There was a similar situation in Prague, with the added inconvenience that private lodging was not an alternative: A law is only now under discussion that would allow private pensions (boardinghouses) and room rentals. ``We were fully booked [during the tourist season] even before the changes,'' says Karel Stepan, rooms division manager of the Intercontinental Hotel in Prague.
``Last August, we had so many tourists from Italy, in particular, that we were looking around in towns 50 kilometers [31 miles] from Prague to find accommodation for them,'' he says.
``This January to March, our occupancy was 10 percent higher than last year, but for the season it can only be the same [as last year],'' he says. ``We only have so many rooms. We were already fully booked for May at the beginning of April - and we're an expensive hotel at $170 a double.''
Marian Skedgell, a consulting editor from Roxbury, Conn., traveled to Prague, Budapest, and Vienna in April as part of a small tour group - and found difficulties. ``Back in January, we booked for one hotel, then two weeks before the trip we were told that there was no room and we would be put in another,'' she says. ``When we arrived in Prague, we found that there was no room in this second hotel, and so we ended up in yet another.''
Members of the group had difficulty getting reservations in restaurants they wanted - and Ms. Skedgell herself was a victim of the rising street crime reported recently in Prague, Warsaw, and other cities.
``I was pickpocketed,'' she says. ``They took my wallet - but fortunately there wasn't much in it.''
Street crime in Eastern Europe is still much less than in major United States cities, and rarely involves physical violence. But, says a US embassy staffer in Prague, ``We've recently had a big increase in tourists reporting stolen wallets, passports, bags, and such.''
NEW hotels are being built, but industry sources estimate it will be years before the supply of rooms can cope with the new and growing demand from both tourists and Western businessmen.
The countries of Eastern Europe offer tourists scenery, culture, historic towns, and now the exciting sense of participating in one of the most important periods of change in the 20th century.

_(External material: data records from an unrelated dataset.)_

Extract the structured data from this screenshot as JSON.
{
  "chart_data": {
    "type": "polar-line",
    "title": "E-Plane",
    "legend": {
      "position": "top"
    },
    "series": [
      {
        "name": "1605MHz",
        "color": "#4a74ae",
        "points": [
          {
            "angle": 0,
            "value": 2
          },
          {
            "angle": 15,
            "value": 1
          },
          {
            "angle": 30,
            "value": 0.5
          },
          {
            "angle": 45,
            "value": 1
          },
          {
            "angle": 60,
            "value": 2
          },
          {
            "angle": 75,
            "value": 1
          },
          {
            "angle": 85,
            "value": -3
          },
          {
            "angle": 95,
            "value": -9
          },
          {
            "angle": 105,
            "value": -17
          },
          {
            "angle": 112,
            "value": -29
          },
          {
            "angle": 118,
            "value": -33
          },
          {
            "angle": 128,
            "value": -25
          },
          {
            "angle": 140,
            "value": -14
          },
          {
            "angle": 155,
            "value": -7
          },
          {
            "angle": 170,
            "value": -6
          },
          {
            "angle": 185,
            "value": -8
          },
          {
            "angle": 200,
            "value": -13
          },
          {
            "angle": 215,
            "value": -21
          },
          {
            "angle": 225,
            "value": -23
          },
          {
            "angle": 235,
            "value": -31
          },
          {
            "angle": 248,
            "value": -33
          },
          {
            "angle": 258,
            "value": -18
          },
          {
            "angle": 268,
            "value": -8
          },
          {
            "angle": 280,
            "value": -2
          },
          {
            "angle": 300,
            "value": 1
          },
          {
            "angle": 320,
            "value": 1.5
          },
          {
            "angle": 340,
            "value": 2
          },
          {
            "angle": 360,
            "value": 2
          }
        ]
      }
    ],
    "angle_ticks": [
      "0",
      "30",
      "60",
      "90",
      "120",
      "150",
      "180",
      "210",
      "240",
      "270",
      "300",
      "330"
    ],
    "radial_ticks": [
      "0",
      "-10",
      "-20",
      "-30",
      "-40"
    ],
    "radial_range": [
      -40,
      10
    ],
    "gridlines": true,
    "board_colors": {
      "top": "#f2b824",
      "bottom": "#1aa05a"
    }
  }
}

Nonetheless, in addition to lack of accommodations, Western tourists going to Eastern Europe for the first time should be aware of other specific problems lingering from Communist days.
If traveling independently, tourists should contact the embassies of the countries they plan to visit beforehand. Tourists should ask if visas are still needed, or under what conditions they can now be obtained at borders, and whether tourists must change a minimum amount of money per each day's stay. Even if visas are obtainable at the border, getting them ahead saves time and hassles.
Once in the country, change small amounts of money; local currencies can't be converted back, and it's illegal to take them in or out of the country.
Prices of all goods and services except hotel rooms are generally much cheaper than anywhere in the West. Except in the most deluxe, Western-oriented establishments, however, standards of service, quality, and hygiene can be much lower, particularly outside major cities. It's a good idea to carry with you a small bar of soap, tissues, and disposable washcloths.
Outside major tourist centers, prices are cheaper and hotels may have more vacancies, but on the road hotels, restaurants, snack bars, and gasoline stations can be few and far between.
Menus, street signs, and other information are often written only in the local language or German: English is making inroads among the younger generation, but the number of people who speak it is still small.
All East European countries are suffering from economic difficulties, and - varying from country to country - many commonplace items, ranging from batteries to fresh fruit and vegetables to decaffeinated coffee to sugar substitutes, can be difficult or impossible to find. Each country, however, has a system of special stores that take only ``hard'' Western currency for imported goods unavailable elsewhere.
Telephone service can be exasperatingly primitive, making local calls difficult and international calls or fax communication virtually impossible (not to mention expensive.) The situation is worse outside the capital cities, but in places like Poland and Romania it can be hard even in the capitals.